AI generates possibilities.

Humans provide direction.

That distinction changes everything.


Authorship is about decisions

When someone asks AI to write an article and publishes the first response almost unchanged, something subtle happens. The content may be accurate, well-written, and visually appealing, but it begins to lose its identity. Not because AI created it, but because the human stopped making meaningful creative decisions.

On the other hand, when someone starts with an original idea, provides context, challenges the output, removes weak arguments, adds experience and shapes the final message, AI becomes exactly what it should be: part of the creative process rather than the creator itself.

Authorship has never been about typing every word manually.

It’s about making the creative decisions that shape the final work.

Who defined the point of view?

Who decided what stayed and what disappeared?

Who recognised that a paragraph sounded convincing but wasn’t actually correct?
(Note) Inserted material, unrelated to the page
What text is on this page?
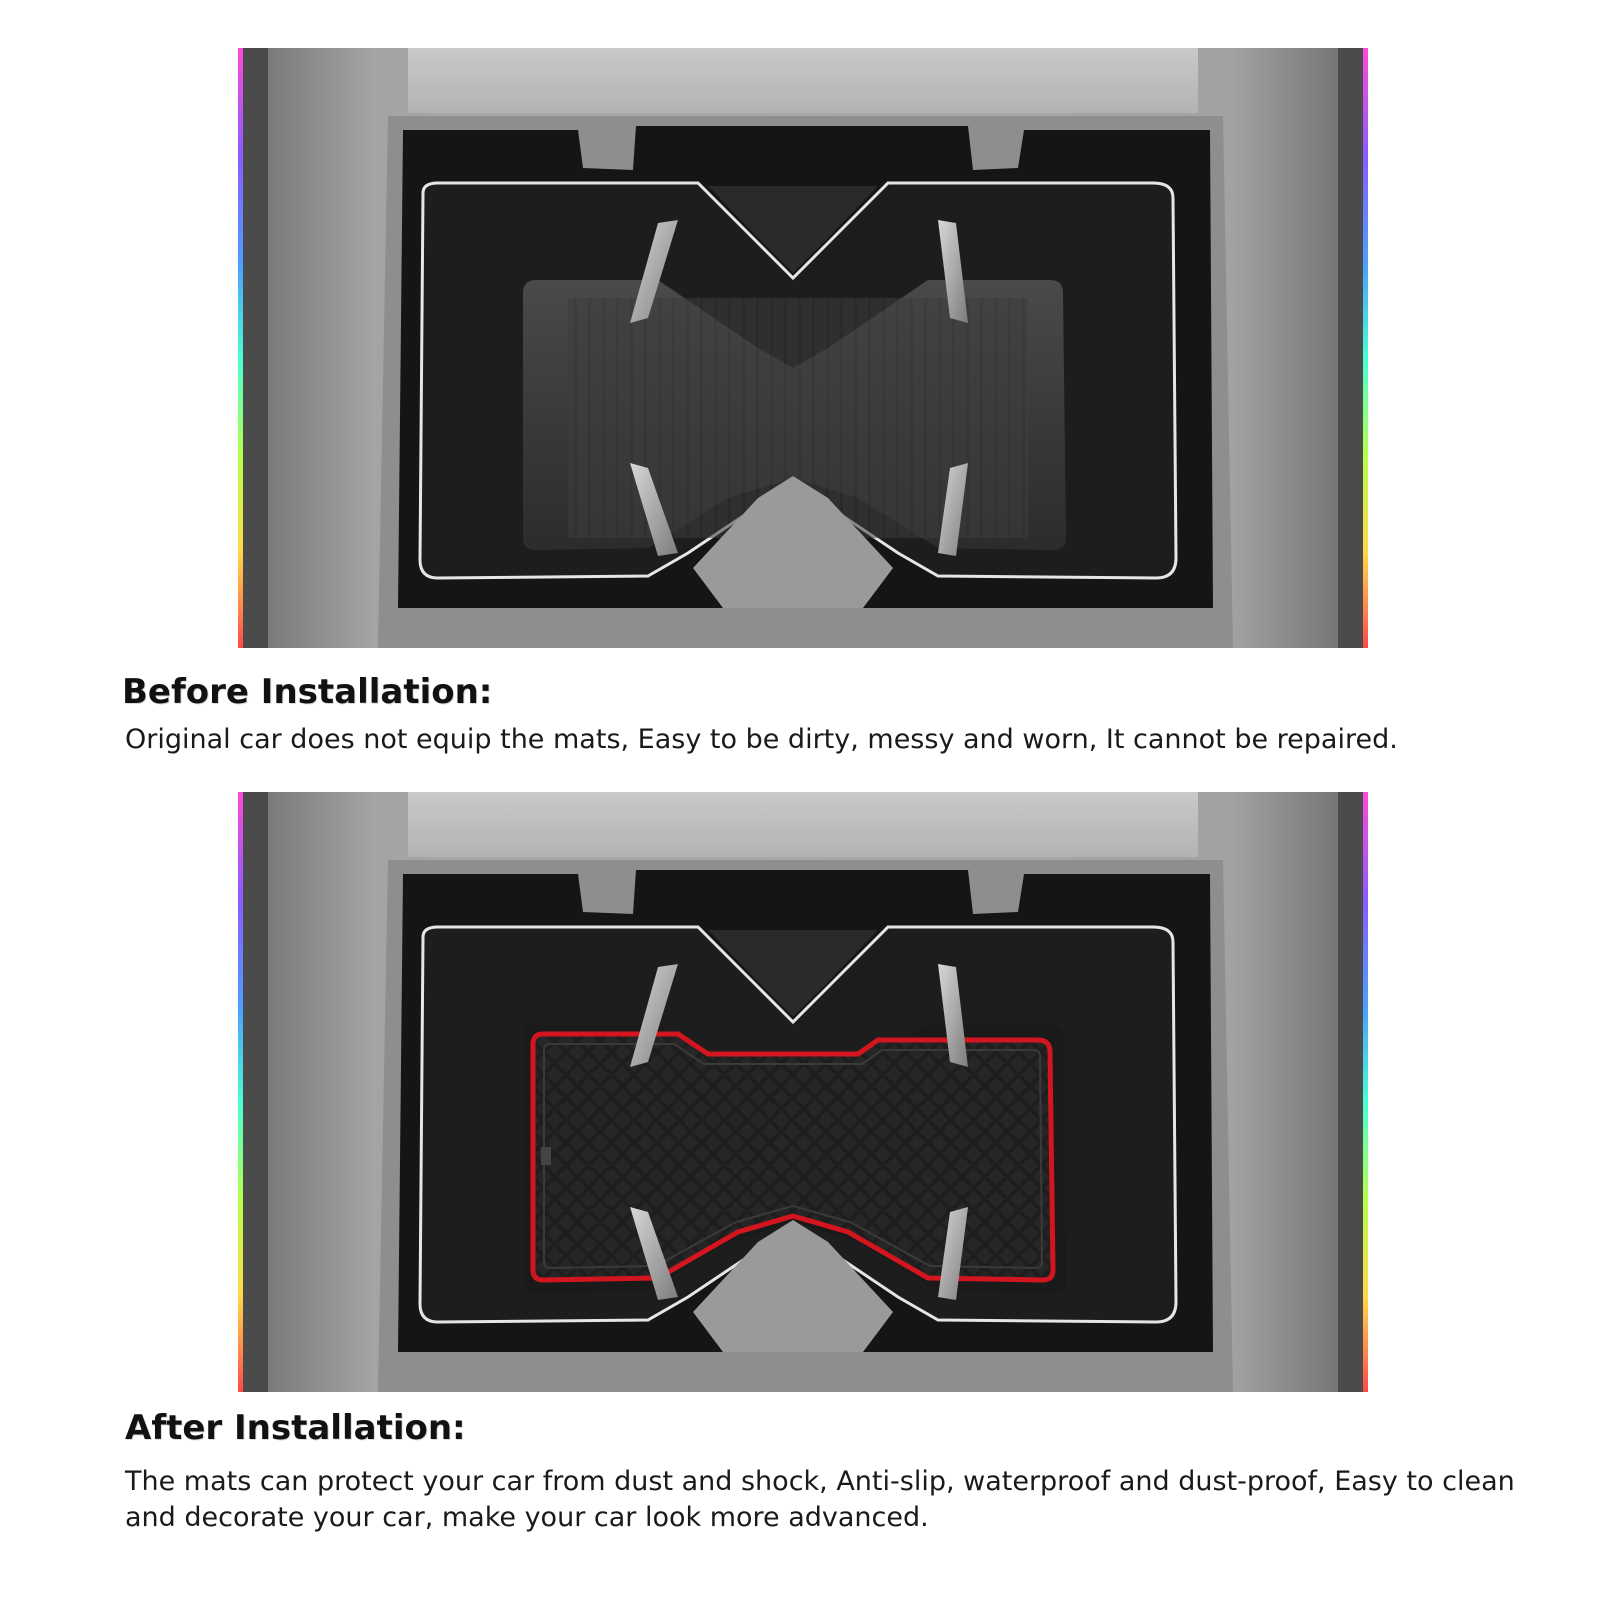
Before Installation:
Original car does not equip the mats, Easy to be dirty, messy and worn, It cannot be repaired.
After Installation:
The mats can protect your car from dust and shock, Anti-slip, waterproof and dust-proof, Easy to clean and decorate your car, make your car look more advanced.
Who rewrote the ending because it didn’t reflect the intended message?

Those decisions belong to a person, not to a model.


What does European law say?

This distinction also matters from a legal perspective.

Using AI does not automatically mean you lose ownership of your work. European copyright law continues to place human creativity at its centre. What matters is whether there has been a sufficiently creative human contribution to the final work.

The AI Act doesn’t change this principle. Its purpose is to encourage responsible AI adoption by introducing transparency obligations in specific situations, particularly for certain AI-generated or manipulated content that could mislead people.

In other words, transparency isn’t the same as losing authorship.

Using AI responsibly doesn’t make your ideas any less yours.


The future belongs to people who can think

As AI becomes available to everyone, access to technology will stop being a competitive advantage.

Execution is becoming a commodity.

Thinking is not.

The people who stand out won’t necessarily be those who use AI the most. They’ll be the ones who know what to ask, what to ignore, what to challenge and what should never be delegated.

Taste.

Judgement.

Experience.

Vision.

These remain deeply human.


Perhaps the defining question of the future won’t be:

“Was this created with AI?”

Perhaps it will be:

“Can I still recognise the person behind it?”

If the answer is yes, then AI hasn’t replaced creativity.

It has amplified it.



If you can recognise my thinking, then AI did its job.